Home / Agile / How to select open source libraries

How to select open source libraries

We use a lot of open source libraries and components in our daily business. Open source libraries provide us a big advantage regarding time to market with our products. Every time when we are facing a problem in our software (problem is related to business domain to implementation domain difficulties) we first look into the open source world if someone has already solved that problem or even parts of it. Sourceforge, codeplex and google code (to name a few) are often the first pages we visit to look for code samples, libraries and frameworks. But how can we find the needle in the haystack?

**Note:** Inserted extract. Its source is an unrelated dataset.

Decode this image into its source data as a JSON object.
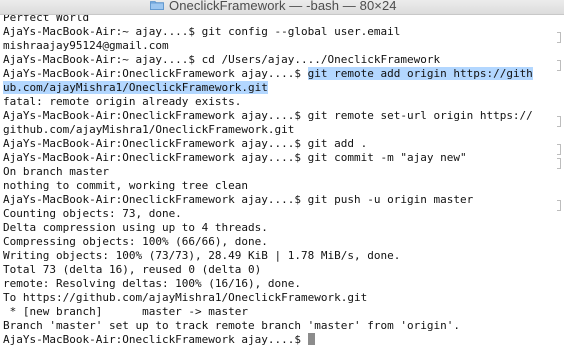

When it comes to the implementation of a software architecture or user interface every software developer team comes to the point where a decision needs to be taken whether or not to reinvent the wheel. Before getting the hands dirty with implementing a own solution approach I encourage every team to first look around what kind of open source library could address some or at best all of the problems the team is currently facing. For me the process of determination which open source library could dramatically increase the teams velocity can be summarized like:

  1. What kind of open source license is feasible?
    The license is quiet important depending on the software and customer you are building the software for. For example in regulatory environment often only Apache2 is feasible.
  2. What kind of problem needs to be address?
    for example distribution, caching, persistence, loose coupling, Inversion of Control, MVVM, MVP, broker etc.
  3. Find meta tags or descriptive words for the problem you want to solve
    for example for optimal workload on different machines the team would find words/tags like Genetic Algorithm, Job Shop Scheduling, Artificial Intelligence, Priority base scheduling, Scheduling Algorithm, Planning Problems, Plan Graphs, Shortest path etc. Filter projects which do not comply the needed license.
  4. Visit codeplex, google code or sourceforge (lately github.com is also a great and valuable source) and create a list of the found projects
    for example for IoC/DI the list could contain ninject, structuremap, autofac, windsor etc.
  5. Visit the project homepages and look for recent activities, remove projects with low activity
    Like news, releases, commits, site updates etc. It’s generally hard to describe what is a decent value of activity. I personally remove all projects of the list when the last activity is older than 6 months.
  6. Go to the source repository browser and look for the test assemblies
    Remove all projects from the list which have no or almost no unit tests. You may think this is a bit harsh but how is the author of the library going to assure you the quality of the library or framework without having unit tests? Is the quality still there when the author does refactor the code? I don’t think so.
  7. Visit the documentation section of the project page
    Remove projects from the list which do not have documentation or at least code samples or introduction tutorials. It’s always a struggle when you first use a new library or framework so it’s good to have a thorough documentation.
  8. Checkout the source code from the version control system and look for extension points
    Good libraries or frameworks do not enforce you to use a certain logging framework or DI container, various extension points should provide you the possibility to add your custom behavior, logging or container. If the library or framework has no extension points but your infrastructure is compliant to the library or framework you can ignore this point otherwise remove the project from the list.

Some additional points which are also important for me but which can be left out according to the team’s need:

  • Does the project have a build script to build it from the sources?
    Custom releasing can be a real pain if you don’t have build scripts.
  • Does the open source team use a continuous integration environment
    On every commit we get a feedback if the build is still working. We can download artifacts immediately after successful build.
  • Does the project have a road map?
    Road maps are good to plan when a new release is coming and when we need to upgrade the usage of the project in our software.
  • Does the open source team have a issue tracker?
    How else would we know what kind of issues are present and when the issues are closed?
  • How fast are community patches applied?
    Important patches should be applied fast, especially race condition bugs etc.
  • Response time in community (upon questions etc.)?
    When you are in trouble you want reasonably fast response times. So it’s important that the community is vivid.
  • Are other developers happy with the project and is the knowledge spread in the community?
    Google for blog posts and tutorials. What is the “tenor” about the project? Success stories etc.
  • How many contributors are actively working on the project?
    It only one author is maintaining the project what happens if he looses interest or the author’s wife (assuming the author is a man) is birthing?
  • Versioning concept?
    Clear versioning helps me to identify the releases etc.
  • Is the developer team integrating everything the community is requesting or are the requests well proofed and then integrated when it makes sense?
    Widely spread projects receive a lot of feedback from the community. But not every community request should be integrated into the project. Changes should be well thought of and only integrated as needed.

I am sure there are a lot more of these questions you could ask yourself. Please give me feedback and I will add them to the list!